What you'll find here¶
-
Introduction
Why mzPeak exists, what problems it solves, and a high-level tour of an archive.
-
Foundations
A short Parquet primer and how multiple Parquet files are bundled into one archive.
-
Data Layouts
Packed metadata tables, the array index, and the point & chunked signal layouts.
-
Archive Organization
The
mzpeak_index.jsonfile, data kinds, and entity types that organise a run. -
File Schemas
Concrete column-level schemas for spectra, chromatograms, and wavelength spectra.
-
Implementations
The read/write libraries — Rust, Python, R, C#, and JavaScript/TypeScript.
-
Tools
Converters, the conformance validator, browser viewers, and example data.
-
Reference
Glossary, bibliography, authorship, and the intellectual-property statement.
Anatomy of an archive¶
An mzPeak archive (.mzpeak) is a small set of named files:
| File | Contents |
|---|---|
mzpeak_index.json |
Manifest describing every file in the archive by entity type and data kind. |
spectra_metadata.parquet |
Spectrum-level and file-level metadata (descriptions, scans, precursors, selected ions). |
spectra_data.parquet |
Spectrum profile signal data, in point or chunked layout. |
spectra_peaks.parquet (optional) |
Spectrum centroid signal, stored separately from profile data. |
chromatograms_metadata.parquet |
Chromatogram-level and file-level metadata. |
chromatograms_data.parquet |
Chromatogram signal data, in point or chunked layout. |
Additional Parquet files may be added to cover further modalities (for example wavelength spectra) as the format grows.

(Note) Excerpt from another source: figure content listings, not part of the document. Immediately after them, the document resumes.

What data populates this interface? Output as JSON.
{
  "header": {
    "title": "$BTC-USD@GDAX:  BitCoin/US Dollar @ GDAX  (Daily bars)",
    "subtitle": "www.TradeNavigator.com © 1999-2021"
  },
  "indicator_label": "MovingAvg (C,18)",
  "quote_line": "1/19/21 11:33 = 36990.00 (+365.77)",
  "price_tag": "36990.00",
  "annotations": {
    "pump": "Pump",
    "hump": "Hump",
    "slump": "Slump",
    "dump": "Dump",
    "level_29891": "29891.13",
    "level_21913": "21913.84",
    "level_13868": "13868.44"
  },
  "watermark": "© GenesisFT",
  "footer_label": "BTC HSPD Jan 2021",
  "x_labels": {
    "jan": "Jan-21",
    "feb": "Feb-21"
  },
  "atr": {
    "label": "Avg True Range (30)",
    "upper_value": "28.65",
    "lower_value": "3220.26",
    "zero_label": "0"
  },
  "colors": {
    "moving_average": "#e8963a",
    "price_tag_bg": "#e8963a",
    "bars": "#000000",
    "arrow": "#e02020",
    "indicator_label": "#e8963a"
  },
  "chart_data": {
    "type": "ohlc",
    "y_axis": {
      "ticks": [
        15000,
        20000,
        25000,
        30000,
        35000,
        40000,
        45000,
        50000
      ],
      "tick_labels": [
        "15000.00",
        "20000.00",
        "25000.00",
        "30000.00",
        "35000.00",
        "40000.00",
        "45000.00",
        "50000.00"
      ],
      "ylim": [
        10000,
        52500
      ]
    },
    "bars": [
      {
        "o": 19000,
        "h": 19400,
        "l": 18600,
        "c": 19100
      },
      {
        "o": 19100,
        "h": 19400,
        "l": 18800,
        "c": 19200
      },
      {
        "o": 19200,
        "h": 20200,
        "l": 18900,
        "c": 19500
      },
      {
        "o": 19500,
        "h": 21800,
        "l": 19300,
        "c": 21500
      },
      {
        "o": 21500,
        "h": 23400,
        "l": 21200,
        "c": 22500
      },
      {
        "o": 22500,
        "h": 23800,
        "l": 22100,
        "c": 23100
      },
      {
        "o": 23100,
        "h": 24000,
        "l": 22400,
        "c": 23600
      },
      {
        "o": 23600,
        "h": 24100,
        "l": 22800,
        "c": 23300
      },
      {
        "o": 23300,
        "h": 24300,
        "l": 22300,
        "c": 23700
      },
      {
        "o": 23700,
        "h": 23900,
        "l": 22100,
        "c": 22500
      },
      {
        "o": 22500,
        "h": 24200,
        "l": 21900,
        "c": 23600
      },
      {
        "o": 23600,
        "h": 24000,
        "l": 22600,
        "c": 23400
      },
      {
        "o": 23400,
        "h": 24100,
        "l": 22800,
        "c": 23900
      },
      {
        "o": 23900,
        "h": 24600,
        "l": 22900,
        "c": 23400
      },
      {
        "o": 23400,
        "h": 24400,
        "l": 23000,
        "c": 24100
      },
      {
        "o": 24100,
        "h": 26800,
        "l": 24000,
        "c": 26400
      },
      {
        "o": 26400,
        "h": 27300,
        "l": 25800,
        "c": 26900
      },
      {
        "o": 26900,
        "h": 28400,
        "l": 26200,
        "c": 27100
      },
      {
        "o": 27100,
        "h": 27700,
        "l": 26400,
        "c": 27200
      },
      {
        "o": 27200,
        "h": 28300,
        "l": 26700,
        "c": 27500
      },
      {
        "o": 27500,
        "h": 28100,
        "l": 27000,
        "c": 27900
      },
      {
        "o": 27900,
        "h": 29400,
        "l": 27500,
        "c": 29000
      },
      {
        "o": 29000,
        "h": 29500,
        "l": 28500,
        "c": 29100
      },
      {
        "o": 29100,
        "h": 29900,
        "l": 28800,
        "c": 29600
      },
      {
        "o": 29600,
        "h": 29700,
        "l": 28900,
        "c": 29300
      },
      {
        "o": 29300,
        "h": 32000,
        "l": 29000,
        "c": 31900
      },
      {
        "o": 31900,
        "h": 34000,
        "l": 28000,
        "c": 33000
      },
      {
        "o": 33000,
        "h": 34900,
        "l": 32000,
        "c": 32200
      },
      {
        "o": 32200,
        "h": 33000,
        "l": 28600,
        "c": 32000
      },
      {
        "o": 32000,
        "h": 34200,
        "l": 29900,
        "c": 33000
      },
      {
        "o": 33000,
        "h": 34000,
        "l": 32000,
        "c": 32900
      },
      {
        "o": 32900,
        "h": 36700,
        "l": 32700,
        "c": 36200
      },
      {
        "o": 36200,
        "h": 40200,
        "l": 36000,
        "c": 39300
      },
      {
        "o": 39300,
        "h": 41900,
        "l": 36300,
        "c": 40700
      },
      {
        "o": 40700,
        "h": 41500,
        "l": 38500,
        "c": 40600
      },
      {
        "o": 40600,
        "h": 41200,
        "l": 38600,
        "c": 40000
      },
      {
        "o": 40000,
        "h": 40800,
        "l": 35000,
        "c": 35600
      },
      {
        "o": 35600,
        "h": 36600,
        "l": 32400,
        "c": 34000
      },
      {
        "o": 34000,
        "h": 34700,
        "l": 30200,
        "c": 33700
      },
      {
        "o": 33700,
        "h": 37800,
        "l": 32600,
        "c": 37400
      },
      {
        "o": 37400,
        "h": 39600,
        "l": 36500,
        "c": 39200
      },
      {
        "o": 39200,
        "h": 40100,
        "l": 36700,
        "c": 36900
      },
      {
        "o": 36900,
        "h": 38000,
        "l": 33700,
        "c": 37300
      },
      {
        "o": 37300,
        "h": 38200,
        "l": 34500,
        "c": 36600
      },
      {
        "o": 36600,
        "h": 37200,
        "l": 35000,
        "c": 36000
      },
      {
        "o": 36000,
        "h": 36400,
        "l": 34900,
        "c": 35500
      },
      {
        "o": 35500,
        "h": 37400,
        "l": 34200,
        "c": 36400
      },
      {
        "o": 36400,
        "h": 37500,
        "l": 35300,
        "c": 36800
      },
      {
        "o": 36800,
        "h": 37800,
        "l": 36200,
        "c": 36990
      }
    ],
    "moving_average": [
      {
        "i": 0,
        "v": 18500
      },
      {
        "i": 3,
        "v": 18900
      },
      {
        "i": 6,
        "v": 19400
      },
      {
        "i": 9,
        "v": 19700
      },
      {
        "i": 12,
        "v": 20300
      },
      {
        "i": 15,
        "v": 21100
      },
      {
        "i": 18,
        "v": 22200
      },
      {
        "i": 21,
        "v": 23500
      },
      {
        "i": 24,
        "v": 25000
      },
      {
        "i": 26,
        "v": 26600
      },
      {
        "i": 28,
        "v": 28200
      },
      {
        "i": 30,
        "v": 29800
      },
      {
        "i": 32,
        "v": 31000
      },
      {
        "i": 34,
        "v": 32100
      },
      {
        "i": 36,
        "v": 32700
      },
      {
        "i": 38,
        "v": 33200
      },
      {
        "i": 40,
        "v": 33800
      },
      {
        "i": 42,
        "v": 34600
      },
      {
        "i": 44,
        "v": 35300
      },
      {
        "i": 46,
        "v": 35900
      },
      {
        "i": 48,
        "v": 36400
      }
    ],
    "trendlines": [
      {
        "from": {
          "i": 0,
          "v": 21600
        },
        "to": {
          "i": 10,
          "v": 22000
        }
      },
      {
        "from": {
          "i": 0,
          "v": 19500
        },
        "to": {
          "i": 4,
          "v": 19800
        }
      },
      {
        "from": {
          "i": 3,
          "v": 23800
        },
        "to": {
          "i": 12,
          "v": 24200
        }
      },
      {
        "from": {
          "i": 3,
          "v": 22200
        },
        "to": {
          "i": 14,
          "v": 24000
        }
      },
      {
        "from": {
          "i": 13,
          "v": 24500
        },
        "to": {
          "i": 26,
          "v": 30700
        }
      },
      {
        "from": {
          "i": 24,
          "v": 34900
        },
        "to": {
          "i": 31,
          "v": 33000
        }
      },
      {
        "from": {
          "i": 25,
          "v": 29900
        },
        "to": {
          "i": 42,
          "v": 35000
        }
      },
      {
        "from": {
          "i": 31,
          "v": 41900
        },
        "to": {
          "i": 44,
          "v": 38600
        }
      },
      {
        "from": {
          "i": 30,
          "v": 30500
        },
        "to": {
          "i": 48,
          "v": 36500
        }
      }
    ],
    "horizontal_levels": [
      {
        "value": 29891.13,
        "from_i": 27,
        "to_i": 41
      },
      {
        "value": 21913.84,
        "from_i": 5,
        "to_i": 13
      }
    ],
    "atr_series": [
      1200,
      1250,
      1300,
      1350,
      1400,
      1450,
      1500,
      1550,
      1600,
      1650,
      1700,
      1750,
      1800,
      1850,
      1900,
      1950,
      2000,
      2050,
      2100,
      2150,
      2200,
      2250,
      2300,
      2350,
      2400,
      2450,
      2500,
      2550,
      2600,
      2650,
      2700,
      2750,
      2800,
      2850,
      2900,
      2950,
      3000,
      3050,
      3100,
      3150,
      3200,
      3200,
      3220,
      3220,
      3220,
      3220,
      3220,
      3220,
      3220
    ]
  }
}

Reference implementations¶
mzPeak is backed by five independent, from-scratch implementations (not bindings to a single core):
- Rust — read/write reference implementation · HUPO-PSI/mzPeak
- Python — read-only, zero-copy Arrow/Pandas API
- R — read-only,
dplyr-compatible access - C# — read/write · HUPO-PSI/mzPeak.NET
- JavaScript / TypeScript — read-only, runs in the browser, Node, and Deno · online viewer
See Implementations for details, and Tools for converters, the conformance validator, and viewers.
Status of this document¶
This document provides information to the proteomics community about the mzPeak file format. Distribution is unlimited. It will be ratified via the HUPO Proteomics Standards Initiative (PSI) Document Process, and any alterations MUST also follow the HUPO-PSI Document Process.
Version: Draft 5 of version 0.9